US-based technology giant, Oracle Corp., is looking to raise between $45 billion and $50 billion in the year 2026, in an effort to build additional capacity for its cloud infrastructure investment plan through a combination of debt and equity sales, reported the news agency Bloomberg on Monday, 2 January 2026.
The technology company's additional capacity investment plans come due to the rising demand from the company's clients, including AMD, Meta, NVIDIA, OpenAI, TikTok, and xAI, among others.

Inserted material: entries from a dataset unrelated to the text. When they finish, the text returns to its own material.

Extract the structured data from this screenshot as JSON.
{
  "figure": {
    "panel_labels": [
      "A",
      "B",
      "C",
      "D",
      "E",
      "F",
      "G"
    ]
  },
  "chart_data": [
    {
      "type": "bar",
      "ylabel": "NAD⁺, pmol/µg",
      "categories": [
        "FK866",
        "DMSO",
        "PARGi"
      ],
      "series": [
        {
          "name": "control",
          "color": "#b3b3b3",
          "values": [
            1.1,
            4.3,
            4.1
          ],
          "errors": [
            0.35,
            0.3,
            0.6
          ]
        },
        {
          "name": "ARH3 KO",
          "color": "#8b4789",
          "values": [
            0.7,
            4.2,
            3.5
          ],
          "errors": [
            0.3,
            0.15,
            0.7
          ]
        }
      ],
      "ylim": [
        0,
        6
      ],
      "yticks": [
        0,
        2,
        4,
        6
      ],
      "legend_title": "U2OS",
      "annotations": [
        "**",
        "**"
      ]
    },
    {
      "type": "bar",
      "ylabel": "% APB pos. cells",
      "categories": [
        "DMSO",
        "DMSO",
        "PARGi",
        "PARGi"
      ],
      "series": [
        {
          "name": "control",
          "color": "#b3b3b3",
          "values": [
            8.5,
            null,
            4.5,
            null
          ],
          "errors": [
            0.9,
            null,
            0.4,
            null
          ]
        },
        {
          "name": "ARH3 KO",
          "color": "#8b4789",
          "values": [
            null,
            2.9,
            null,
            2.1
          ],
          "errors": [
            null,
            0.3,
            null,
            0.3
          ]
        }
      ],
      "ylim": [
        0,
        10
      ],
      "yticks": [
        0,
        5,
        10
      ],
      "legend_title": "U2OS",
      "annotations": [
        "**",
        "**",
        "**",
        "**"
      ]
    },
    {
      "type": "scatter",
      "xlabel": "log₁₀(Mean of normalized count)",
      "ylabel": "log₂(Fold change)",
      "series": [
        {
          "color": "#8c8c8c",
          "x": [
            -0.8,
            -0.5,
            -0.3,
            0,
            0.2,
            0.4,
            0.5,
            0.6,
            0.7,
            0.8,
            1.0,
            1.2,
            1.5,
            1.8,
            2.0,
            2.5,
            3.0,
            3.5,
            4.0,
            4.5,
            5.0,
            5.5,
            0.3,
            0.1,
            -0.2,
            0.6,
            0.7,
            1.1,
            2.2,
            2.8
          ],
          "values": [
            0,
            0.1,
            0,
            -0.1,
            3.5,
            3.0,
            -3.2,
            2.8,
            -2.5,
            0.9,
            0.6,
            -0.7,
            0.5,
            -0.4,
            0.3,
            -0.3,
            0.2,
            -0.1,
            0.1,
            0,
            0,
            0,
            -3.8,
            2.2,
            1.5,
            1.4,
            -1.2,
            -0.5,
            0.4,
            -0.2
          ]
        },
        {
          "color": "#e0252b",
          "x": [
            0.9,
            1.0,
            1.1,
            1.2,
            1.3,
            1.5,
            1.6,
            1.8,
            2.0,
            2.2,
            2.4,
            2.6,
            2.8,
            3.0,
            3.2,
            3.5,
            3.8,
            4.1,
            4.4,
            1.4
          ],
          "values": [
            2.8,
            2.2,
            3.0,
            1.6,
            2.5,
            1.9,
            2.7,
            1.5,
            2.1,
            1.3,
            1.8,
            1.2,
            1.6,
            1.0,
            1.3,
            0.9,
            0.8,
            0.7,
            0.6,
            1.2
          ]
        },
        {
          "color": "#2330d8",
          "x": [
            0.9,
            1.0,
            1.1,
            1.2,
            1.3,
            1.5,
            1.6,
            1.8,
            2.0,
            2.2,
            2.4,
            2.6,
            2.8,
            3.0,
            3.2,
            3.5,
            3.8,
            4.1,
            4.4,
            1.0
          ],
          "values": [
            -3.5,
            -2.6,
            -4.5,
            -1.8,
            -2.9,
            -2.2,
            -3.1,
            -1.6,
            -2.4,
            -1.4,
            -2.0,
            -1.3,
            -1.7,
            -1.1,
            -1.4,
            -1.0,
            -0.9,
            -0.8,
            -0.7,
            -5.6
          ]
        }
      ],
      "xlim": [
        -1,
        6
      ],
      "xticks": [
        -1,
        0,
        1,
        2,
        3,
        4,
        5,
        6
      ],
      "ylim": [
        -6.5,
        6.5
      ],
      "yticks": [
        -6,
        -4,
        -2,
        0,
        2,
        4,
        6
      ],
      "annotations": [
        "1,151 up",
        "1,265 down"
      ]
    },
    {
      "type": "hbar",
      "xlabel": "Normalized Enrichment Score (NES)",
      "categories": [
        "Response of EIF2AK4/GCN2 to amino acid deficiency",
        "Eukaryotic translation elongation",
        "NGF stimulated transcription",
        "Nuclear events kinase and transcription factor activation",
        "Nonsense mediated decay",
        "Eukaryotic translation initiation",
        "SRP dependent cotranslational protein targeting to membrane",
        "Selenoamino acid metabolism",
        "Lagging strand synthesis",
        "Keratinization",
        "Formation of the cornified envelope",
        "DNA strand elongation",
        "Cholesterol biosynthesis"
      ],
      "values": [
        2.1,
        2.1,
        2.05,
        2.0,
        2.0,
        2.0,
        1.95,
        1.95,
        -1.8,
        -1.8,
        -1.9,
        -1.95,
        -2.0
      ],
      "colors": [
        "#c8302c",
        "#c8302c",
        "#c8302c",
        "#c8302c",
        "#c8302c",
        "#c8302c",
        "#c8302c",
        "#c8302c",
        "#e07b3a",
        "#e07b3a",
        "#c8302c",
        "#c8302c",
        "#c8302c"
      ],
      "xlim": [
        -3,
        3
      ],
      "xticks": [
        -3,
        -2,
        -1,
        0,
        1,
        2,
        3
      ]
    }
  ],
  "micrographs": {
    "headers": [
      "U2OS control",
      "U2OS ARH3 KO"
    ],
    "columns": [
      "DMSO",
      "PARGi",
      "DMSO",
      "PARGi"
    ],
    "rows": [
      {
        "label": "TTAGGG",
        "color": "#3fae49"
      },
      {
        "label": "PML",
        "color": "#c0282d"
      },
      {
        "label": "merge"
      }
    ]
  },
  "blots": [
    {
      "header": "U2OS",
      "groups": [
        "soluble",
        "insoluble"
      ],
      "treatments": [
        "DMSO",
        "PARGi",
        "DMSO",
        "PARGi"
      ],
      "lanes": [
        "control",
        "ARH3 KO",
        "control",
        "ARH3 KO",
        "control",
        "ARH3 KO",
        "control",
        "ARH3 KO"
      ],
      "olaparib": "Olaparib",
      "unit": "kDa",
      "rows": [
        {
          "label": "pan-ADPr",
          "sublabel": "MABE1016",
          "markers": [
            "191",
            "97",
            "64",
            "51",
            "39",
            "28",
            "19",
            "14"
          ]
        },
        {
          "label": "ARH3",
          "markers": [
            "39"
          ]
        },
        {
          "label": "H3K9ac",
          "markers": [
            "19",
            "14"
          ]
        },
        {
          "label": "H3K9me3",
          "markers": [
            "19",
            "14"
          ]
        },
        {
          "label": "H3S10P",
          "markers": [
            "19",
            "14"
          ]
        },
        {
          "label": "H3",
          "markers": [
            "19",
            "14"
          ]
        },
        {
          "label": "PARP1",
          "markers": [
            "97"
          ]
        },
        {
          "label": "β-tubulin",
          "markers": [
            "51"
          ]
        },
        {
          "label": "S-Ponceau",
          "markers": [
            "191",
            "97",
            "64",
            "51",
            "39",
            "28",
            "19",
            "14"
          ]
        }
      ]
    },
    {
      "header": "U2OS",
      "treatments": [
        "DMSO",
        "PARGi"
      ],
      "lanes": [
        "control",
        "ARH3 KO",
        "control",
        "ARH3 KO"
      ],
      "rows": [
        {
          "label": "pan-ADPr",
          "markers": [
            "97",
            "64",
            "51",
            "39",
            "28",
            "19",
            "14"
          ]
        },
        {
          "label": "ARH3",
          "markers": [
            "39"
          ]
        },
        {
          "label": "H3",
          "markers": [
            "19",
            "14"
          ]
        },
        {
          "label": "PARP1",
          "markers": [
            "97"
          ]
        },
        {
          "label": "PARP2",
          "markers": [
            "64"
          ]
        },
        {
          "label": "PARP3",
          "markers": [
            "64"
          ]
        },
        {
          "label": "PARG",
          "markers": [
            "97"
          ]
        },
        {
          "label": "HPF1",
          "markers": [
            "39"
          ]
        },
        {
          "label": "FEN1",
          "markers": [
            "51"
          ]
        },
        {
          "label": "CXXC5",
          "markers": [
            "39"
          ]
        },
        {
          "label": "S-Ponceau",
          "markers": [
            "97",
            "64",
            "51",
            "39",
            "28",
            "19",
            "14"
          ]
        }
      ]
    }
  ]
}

“Oracle is raising money in order to build additional capacity to meet the contracted demand from our largest Oracle Cloud Infrastructure customers, including AMD, Meta, NVIDIA, OpenAI, TikTok, xAI and others,” the company said in a statement.
Fundraise details
According to the agency report, Oracle's announcement comes at a time when investors are wary about the bets made in the artificial intelligence-linked investments.
The company plans to raise half of the funding round through equity-linked and common equity issuances, which include mandatory convertible preferred securities, and through an at-the-market equity program of up to $20 billion.
The rest of the fundraising plan is to raise the money from a single issuance of bonds early in 2026. The news report also highlighted that Oracle borrowed $18 billion in 2025 in what was one of the year’s largest corporate bond offerings.
The report also mentioned that a key aspect of Oracle’s cloud investment is its contract with OpenAI, which has committed to spending about $300 billion to rent servers from Oracle. Although OpenAI is not profitable, it adds to worries about the financial strains from huge capital expenditures without a clear timeline for meaningful returns.
Oracle layoffs
Oracle is also reportedly planning to cut up to 30,000 jobs to fund its AI data centre plans, according to the CIO, citing a research report by investment bank TD Cowen.
The company will also reportedly sell some of its activities as US banks pull back from investing in the company's AI data centre expansion. “Both equity and debt investors have raised questions regarding Oracle’s ability to finance this buildout,” TD Cowen said in its report.
Although the company has not released an official statement on the development, the layoffs reportedly will have the worst impact on employees working in data centre-related roles and non-core units, amid Oracle's restructuring plans.
According to the news agency's report, Oracle shares have lost more than 50% from their record price on 10 September 2025, marking an over $460 billion market value over the concerns.
MarketWatch data shows that the Oracle shares were trading nearly 5% higher at $172.74 as of the premarket session on Wall Street on Monday, compared to $164.58 at the previous trading close.